L’objectif collectif doit être que le gaz soit disponible dès la mise en service de la nouvelle centrale du Vazzio d’ici 2023.

II - L’électrification rurale

Pour que ces priorités prennent tout leur sens, il est indispensable que tous les Corses en bénéficient.

En particulier les habitants ruraux, qui doivent bénéficier d’une électricité de qualité.

Or, les enjeux d’électrification rurale sont importants en Corse. Il y a une attente forte.

En 2002, dans le cadre du programme exceptionnel d’investissement pour la Corse (PEI), une contribution spéciale de 18,9 M€ est prévue pour améliorer la qualité de l’approvisionnement électrique dans les territoires ruraux de l’île.

Pourtant, depuis 14 ans, seuls 3,5 M€ avaient pu être versées au profit des deux syndicats d’électrification corses, dans ce cadre.

Je suis venue vous annoncer que j’ai débloqué cette situation, pour que l’Etat puisse honorer son engagement.

J’ai obtenu une dérogation exceptionnelle, qui permet de recycler les sommes du fonds d’aide à l’électrification rurale non-utilisées, sur les exercices antérieurs à 2016.

Les deux syndicats d’électrification corses obtiendront ainsi, sur la période 2016 – 2020, les 15,4 M€ restants.

Dès 2016, 3,7 M€ seront versés et permettront d’engager les travaux les plus urgents sur les réseaux basse tension sur l’île.

Cette solution sera soumise, pour approbation, au Conseil à l’électrification rurale (élus locaux) le 6 juillet prochain.
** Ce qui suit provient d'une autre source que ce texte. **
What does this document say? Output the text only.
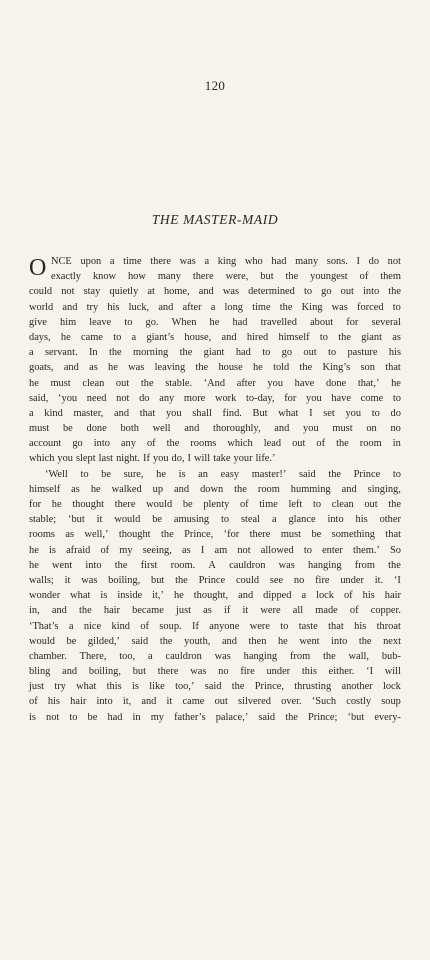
120
THE MASTER-MAID
O NCE upon a time there was a king who had many sons. I do not
exactly know how many there were, but the youngest of them
could not stay quietly at home, and was determined to go out into the
world and try his luck, and after a long time the King was forced to
give him leave to go. When he had travelled about for several
days, he came to a giant’s house, and hired himself to the giant as
a servant. In the morning the giant had to go out to pasture his
goats, and as he was leaving the house he told the King’s son that
he must clean out the stable. ‘And after you have done that,’ he
said, ‘you need not do any more work to-day, for you have come to
a kind master, and that you shall find. But what I set you to do
must be done both well and thoroughly, and you must on no
account go into any of the rooms which lead out of the room in
which you slept last night. If you do, I will take your life.’
‘Well to be sure, he is an easy master!’ said the Prince to
himself as he walked up and down the room humming and singing,
for he thought there would be plenty of time left to clean out the
stable; ‘but it would be amusing to steal a glance into his other
rooms as well,’ thought the Prince, ‘for there must be something that
he is afraid of my seeing, as I am not allowed to enter them.’ So
he went into the first room. A cauldron was hanging from the
walls; it was boiling, but the Prince could see no fire under it. ‘I
wonder what is inside it,’ he thought, and dipped a lock of his hair
in, and the hair became just as if it were all made of copper.
‘That’s a nice kind of soup. If anyone were to taste that his throat
would be gilded,’ said the youth, and then he went into the next
chamber. There, too, a cauldron was hanging from the wall, bub-
bling and boiling, but there was no fire under this either. ‘I will
just try what this is like too,’ said the Prince, thrusting another lock
of his hair into it, and it came out silvered over. ‘Such costly soup
is not to be had in my father’s palace,’ said the Prince; ‘but every-
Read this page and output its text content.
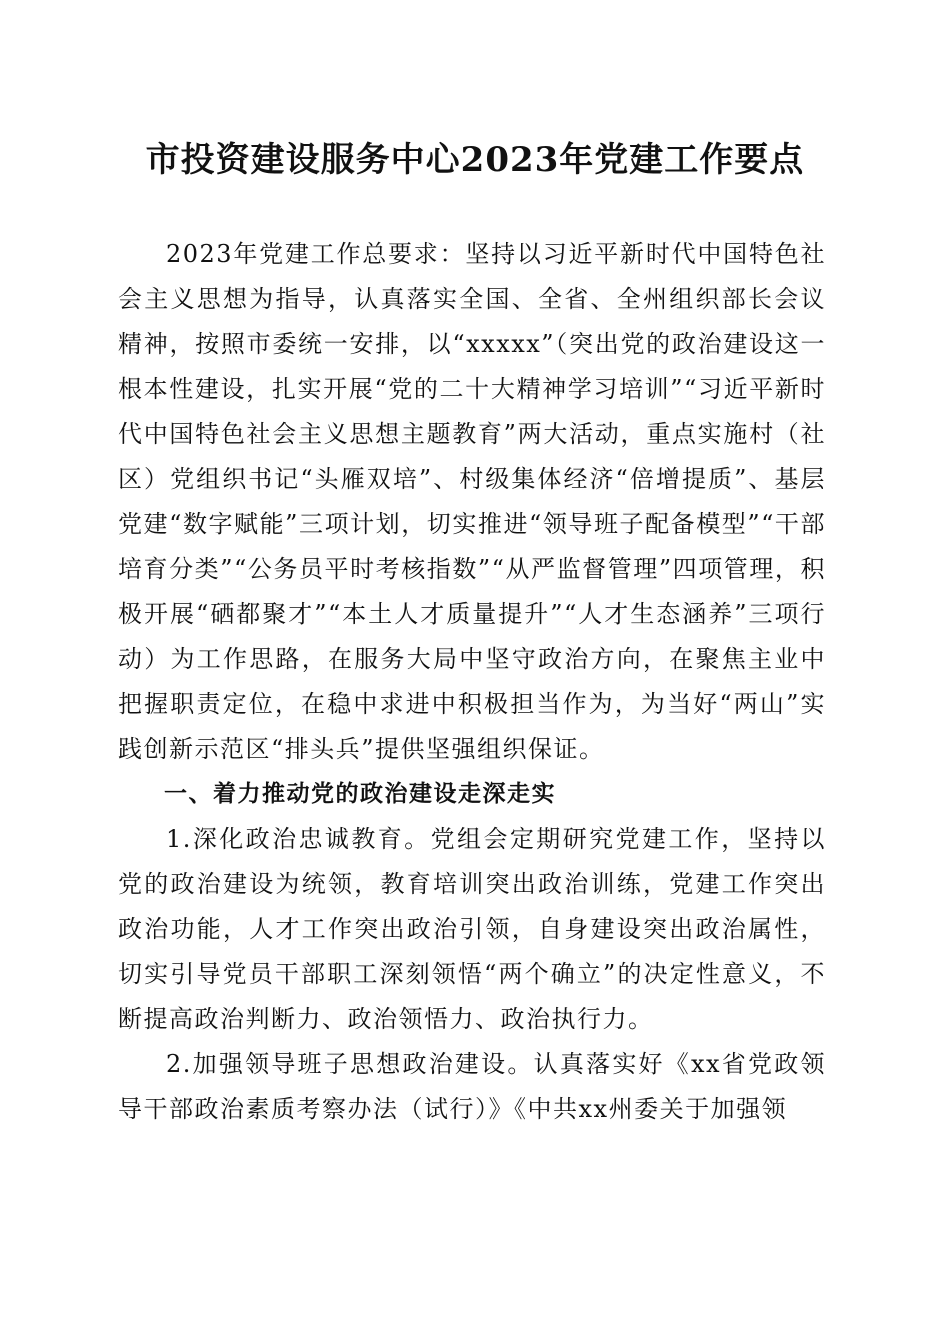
市投资建设服务中心2023年党建工作要点

2023年党建工作总要求：坚持以习近平新时代中国特色社会主义思想为指导，认真落实全国、全省、全州组织部长会议精神，按照市委统一安排，以“xxxxx”（突出党的政治建设这一根本性建设，扎实开展“党的二十大精神学习培训”“习近平新时代中国特色社会主义思想主题教育”两大活动，重点实施村（社区）党组织书记“头雁双培”、村级集体经济“倍增提质”、基层党建“数字赋能”三项计划，切实推进“领导班子配备模型”“干部培育分类”“公务员平时考核指数”“从严监督管理”四项管理，积极开展“硒都聚才”“本土人才质量提升”“人才生态涵养”三项行动）为工作思路，在服务大局中坚守政治方向，在聚焦主业中把握职责定位，在稳中求进中积极担当作为，为当好“两山”实践创新示范区“排头兵”提供坚强组织保证。

一、着力推动党的政治建设走深走实

1.深化政治忠诚教育。党组会定期研究党建工作，坚持以党的政治建设为统领，教育培训突出政治训练，党建工作突出政治功能，人才工作突出政治引领，自身建设突出政治属性，切实引导党员干部职工深刻领悟“两个确立”的决定性意义，不断提高政治判断力、政治领悟力、政治执行力。

2.加强领导班子思想政治建设。认真落实好《xx省党政领导干部政治素质考察办法（试行）》《中共xx州委关于加强领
Elle respecte les principes de gouvernance du fonds d’électrification rurale, et ne remet pas en cause une répartition équitable des aides entre les départements,

Les progrès réalisés grâce à ces subventions pourront être suivis dans le cadre du comité du système de la distribution publique d’électricité, que j’ai institué par décret en mai dernier, pour la Corse et pour les autres zones non-interconnectées, afin de piloter et d’organiser les investissements sur les réseaux.

III - Conclusion

La Corse s’est fortement mobilisée, collectivement sur l’enjeu énergétique, pour aboutir à cette PPE exemplaire et ambitieuse.
La mobilisation collective doit désormais se poursuivre au service d’une mise en œuvre efficace des priorités de la PPE.
La Collectivité territoriale sera associée à toutes les réunions de suivi du projet « gaz ».
 
Je propose également la mise en place d’un suivi semestriel de la mise en œuvre de la PPE, associant l’Etat, la collectivité territoriale, l’ADEME et EDF (au titre de sa mission de service public de gestionnaire de réseau sur l’île).
 
Au niveau national, je resterai pleinement attentive à la transition énergétique et à la croissance verte corses, et à l’écoute de vos besoins, en particulier dans le cadre des nouvelles procédures d’association de la collectivité aux appels d’offres, mises en place par la loi de transition énergétique.